Shiffer, who was 42 when he died Thursday after a standoff with pursuing police officers, enlisted in the Navy in June 1998 and underwent 10 months of training before being assigned to the USS Columbia. His assignment was overseeing electronic equipment associated with weapons such as missiles and torpedoes.
“Shiffer had to be eligible for top-secret clearance in his job as an E-5,” a Navy spokesperson told NBC News.
Upon leaving the Navy after five years of service, Shiffer moved from state to state, records show.
Along the way, Shiffer managed to rack up speeding tickets in Ohio, Hawaii and Florida as well as other traffic offenses in Virginia, records show.
But Shiffer’s most serious run-in with the law prior to Thursday came in July 2003, when he was arrested by the Moorhead, Minnesota police and charged with “obstructing legal process,” a misdemeanor to which he pleaded guilty a month later, records show.
It was not immediately clear what happened in that case because that police record has been purged and the Moorhead Police chief did not respond to an email from NBC News seeking access to the arrest information.
From 2017 to 2020, records show that Shiffer lived in an apartment building near downtown Columbus, Ohio.
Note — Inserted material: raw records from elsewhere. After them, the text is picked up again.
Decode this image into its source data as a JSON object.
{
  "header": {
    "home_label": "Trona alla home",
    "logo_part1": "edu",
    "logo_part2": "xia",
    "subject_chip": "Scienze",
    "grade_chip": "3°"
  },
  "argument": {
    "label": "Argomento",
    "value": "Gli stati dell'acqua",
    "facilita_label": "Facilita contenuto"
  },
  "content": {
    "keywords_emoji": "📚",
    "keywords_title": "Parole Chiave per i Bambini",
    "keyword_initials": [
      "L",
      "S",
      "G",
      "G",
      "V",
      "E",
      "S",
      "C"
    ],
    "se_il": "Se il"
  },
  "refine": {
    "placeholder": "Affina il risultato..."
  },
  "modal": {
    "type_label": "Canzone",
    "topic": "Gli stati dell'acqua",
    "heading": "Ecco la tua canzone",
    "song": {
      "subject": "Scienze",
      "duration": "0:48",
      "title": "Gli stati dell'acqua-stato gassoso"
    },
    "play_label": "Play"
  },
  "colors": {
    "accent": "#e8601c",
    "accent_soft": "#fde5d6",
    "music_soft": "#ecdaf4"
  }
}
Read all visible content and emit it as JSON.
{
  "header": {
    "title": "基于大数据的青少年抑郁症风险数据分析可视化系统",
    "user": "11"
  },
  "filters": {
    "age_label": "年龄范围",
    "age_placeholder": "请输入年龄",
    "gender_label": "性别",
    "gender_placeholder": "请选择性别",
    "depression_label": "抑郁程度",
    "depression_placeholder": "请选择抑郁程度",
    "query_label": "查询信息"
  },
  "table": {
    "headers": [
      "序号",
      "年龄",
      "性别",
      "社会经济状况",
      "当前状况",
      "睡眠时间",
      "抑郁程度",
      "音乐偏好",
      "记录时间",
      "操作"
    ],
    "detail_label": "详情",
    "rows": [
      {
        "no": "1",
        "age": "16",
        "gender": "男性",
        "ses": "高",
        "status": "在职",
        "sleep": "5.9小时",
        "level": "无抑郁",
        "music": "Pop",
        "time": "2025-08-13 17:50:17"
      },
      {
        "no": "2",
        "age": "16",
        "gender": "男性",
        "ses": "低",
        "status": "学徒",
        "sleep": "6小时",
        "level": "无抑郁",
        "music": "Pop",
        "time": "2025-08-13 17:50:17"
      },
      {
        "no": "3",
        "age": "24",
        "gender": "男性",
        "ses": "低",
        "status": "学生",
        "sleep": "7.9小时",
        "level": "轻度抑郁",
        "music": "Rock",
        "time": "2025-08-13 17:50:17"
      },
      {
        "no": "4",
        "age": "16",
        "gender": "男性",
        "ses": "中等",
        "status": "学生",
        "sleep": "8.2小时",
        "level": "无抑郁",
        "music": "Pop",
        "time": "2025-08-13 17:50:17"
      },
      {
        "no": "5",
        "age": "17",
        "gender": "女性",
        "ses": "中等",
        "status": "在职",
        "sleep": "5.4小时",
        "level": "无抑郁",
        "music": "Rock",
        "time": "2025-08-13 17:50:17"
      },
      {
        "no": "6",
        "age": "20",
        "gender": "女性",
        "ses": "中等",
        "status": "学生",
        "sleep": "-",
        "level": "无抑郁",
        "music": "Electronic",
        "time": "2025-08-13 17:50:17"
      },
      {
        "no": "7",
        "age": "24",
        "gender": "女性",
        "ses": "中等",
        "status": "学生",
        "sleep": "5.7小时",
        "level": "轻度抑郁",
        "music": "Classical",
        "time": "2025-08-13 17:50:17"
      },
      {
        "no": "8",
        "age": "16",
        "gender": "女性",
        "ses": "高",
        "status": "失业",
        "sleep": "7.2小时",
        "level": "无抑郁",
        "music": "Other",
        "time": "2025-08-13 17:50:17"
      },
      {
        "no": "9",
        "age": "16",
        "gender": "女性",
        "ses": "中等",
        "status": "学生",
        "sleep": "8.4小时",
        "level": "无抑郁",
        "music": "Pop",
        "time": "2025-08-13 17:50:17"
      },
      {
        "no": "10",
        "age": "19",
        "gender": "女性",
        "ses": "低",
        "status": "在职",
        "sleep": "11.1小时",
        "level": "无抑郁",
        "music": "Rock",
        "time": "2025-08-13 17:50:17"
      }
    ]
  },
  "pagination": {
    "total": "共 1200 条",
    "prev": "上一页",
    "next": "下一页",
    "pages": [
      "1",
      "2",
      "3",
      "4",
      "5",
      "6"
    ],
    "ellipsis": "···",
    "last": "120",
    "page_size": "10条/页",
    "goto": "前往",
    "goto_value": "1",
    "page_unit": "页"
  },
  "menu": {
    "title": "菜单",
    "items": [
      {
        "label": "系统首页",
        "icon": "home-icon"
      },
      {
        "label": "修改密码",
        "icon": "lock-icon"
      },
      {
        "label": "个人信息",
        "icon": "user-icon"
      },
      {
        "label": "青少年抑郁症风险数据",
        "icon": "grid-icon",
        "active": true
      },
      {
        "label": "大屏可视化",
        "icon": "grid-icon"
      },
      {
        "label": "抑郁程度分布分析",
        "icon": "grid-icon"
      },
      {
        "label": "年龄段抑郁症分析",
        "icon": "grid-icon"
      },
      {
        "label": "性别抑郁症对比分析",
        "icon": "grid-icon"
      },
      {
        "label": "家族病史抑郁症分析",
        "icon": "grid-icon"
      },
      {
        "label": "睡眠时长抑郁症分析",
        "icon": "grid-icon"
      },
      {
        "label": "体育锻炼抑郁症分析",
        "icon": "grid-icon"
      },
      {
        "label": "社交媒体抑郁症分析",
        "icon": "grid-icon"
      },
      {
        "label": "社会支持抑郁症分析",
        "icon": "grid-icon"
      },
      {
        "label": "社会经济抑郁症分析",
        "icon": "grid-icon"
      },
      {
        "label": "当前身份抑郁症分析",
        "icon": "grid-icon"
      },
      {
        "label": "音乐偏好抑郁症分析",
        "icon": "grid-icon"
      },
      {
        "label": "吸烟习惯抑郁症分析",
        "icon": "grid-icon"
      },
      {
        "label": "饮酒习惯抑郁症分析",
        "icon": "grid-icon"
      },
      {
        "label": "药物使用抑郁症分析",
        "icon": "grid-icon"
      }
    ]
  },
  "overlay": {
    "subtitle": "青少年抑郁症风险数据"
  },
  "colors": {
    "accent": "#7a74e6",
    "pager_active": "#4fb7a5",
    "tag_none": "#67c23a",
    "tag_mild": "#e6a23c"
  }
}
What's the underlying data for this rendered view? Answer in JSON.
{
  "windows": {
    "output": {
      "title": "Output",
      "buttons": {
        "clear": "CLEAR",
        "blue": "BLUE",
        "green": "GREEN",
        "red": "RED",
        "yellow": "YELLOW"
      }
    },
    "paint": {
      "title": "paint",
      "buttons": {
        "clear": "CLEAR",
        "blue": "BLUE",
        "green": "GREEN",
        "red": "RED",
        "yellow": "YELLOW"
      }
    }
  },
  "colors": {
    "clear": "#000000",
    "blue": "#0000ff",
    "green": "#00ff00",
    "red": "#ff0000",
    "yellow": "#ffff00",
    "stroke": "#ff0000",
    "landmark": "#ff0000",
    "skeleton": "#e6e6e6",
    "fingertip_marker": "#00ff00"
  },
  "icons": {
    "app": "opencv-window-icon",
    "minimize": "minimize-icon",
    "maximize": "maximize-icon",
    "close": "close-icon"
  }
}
A former neighbor described him as friendly but also “a bit off.”
“He had a little bit of an anger issue about his car, but who doesn’t,” Ian McConnell told The Cincinnati Enquirer.
A Pennsylvania native, Shiffer registered as a Republican wherever he lived, records show. He did not appear to be married or have children. But he was a devoted follower of former President Donald Trump.
NBC News reported on Thursday that Shiffer was at the Capitol riot on Jan. 6, 2021, although it was not clear whether he was part of the mob that breached the building. He did, however, post often on social media about how he was in Washington, D.C. that day.
And on Thursday, after he tried and failed to get inside the FBI building in Cincinnati, Shiffer apparently confessed to the crime on Truth Social, the social media platform founded by Trump’s media company.
“Well, I thought I had a way through bullet proof glass, and I didn’t,” the account @RickyWShifferJr wrote at 9:29 a.m. ET, shortly after police allege the shooting occurred. “If you don’t hear from me, it is true I tried attacking the F.B.I., and it’ll mean either I was taken off the internet, the F.B.I. got me, or they sent the regular cops while.”
Shiffer was apparently incensed after the FBI confiscated more than a dozen boxes of classified documents from Trump’s residence in Palm Beach, Florida, earlier this week.
“We must not tolerate this one,” he wrote.